И не случайно, читая его в США, в Квинс-колледже, он добавил: “Сейчас найду стихотворение, которое мне нравится … я рискну, впрочем, сделать это…”. У меня хранится дома аудиозапись с этого поэтического вечера. Не было бы в нем русского менталитета, какое бы ему было дело до любого развала его бывшей родины?
Его естественность и искренность поведения была заложена с детства, стала его позицией, и нынешним исследователям не приходится отделять его искренние стихи от стихов, написанных в угоду властям или кому бы то ни было. Разве что единственный, может быть, раз в жизни, во время суда над ним в Ленинграде, он выдавил из себя: “Строительство коммунизма – это не только стояние у станка и пахота земли. Это и интеллигентный труд…” Потом он сам же и высмеял свою попытку заигрывания с судом в иронических стихах, когда он писал в “Речи о пролитом молоке” об “Ученье строить Закону глазки, / Изображать немого…”. Насколько я знаю, больше никогда никакому Закону он глазки не строил, и с уверенностью можно цитировать его стихи и высказывания, как истинные мнения самого поэта, какие бы ни политкорректными или наоборот, неполиткорректными эти высказывания не были. Вообще, он не выносил политкорректность по характеру своему, был всегда максималистом, в лицо говорил человеку все, что он думал.
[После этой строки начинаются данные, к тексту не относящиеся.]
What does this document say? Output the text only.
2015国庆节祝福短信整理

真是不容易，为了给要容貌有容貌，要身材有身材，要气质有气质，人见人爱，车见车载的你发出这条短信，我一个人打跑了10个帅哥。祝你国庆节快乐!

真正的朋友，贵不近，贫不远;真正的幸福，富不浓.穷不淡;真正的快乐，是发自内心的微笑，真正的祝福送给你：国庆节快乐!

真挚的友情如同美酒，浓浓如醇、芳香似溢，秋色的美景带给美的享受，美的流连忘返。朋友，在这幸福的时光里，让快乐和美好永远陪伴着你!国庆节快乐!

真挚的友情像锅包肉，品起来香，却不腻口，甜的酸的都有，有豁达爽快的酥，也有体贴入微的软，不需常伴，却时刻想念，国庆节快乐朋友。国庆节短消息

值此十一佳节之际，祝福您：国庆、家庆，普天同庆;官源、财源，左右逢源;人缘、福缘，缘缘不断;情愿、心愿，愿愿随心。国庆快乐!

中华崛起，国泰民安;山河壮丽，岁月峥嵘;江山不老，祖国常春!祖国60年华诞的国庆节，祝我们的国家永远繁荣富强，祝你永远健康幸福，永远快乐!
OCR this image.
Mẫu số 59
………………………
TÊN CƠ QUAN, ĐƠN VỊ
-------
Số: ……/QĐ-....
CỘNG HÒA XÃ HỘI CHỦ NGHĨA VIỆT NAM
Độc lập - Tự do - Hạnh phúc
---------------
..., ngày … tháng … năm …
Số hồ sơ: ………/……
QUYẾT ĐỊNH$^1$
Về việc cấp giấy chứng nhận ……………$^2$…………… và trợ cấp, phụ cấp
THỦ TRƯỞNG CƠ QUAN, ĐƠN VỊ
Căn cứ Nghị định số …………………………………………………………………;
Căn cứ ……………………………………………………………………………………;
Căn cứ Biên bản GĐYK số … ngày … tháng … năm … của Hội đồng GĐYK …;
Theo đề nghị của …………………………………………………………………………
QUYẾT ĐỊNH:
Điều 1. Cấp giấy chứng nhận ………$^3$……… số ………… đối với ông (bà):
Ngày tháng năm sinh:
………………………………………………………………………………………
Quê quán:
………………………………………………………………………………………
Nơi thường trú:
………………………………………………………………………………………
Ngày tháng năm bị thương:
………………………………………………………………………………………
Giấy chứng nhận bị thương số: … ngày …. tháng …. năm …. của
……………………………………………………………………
Да и что он выигрывал, к примеру, от письма Леониду Брежневу, посланного перед отъездом из России в эмиграцию? Зачем-то писал, требовала ли этого его душа? Сегодня это письмо иные его поклонники хотят обратить чуть ли не в пьяную шутку, в пародию, написанную совместно пьяной компанией перед отлетом из России. Нет, господа, такие проникновенные письма в шутку не пишутся: “Я принадлежу к русской культуре, я сознаю себя ее частью, слагаемым, и никакая перемена места на конечный результат повлиять не может. (И не повлияла. –
В этом письме продумано каждое слово. Это его писательская концепция, подтвержденная всей жизнью и творчеством. К сожалению, по-моему, только я один и опубликовал полностью это письмо дважды в своих книгах “Поэты последней Империи” и “Живи опасно”. Нет его почему-то и в неплохой лосевской ЖЗЛ-ской книге “Иосиф Бродский”.
Никто, по-моему, осознанно не замечает той достаточно жесткой полемики, которую вел Иосиф Бродский с недругами русской культуры на страницах западной печати. Наши либералы до сих пор жестко цензурируют Иосифа Бродского. Хотя никаких запретов на публикацию и цитирование (кроме личного архива) сам поэт не оставлял.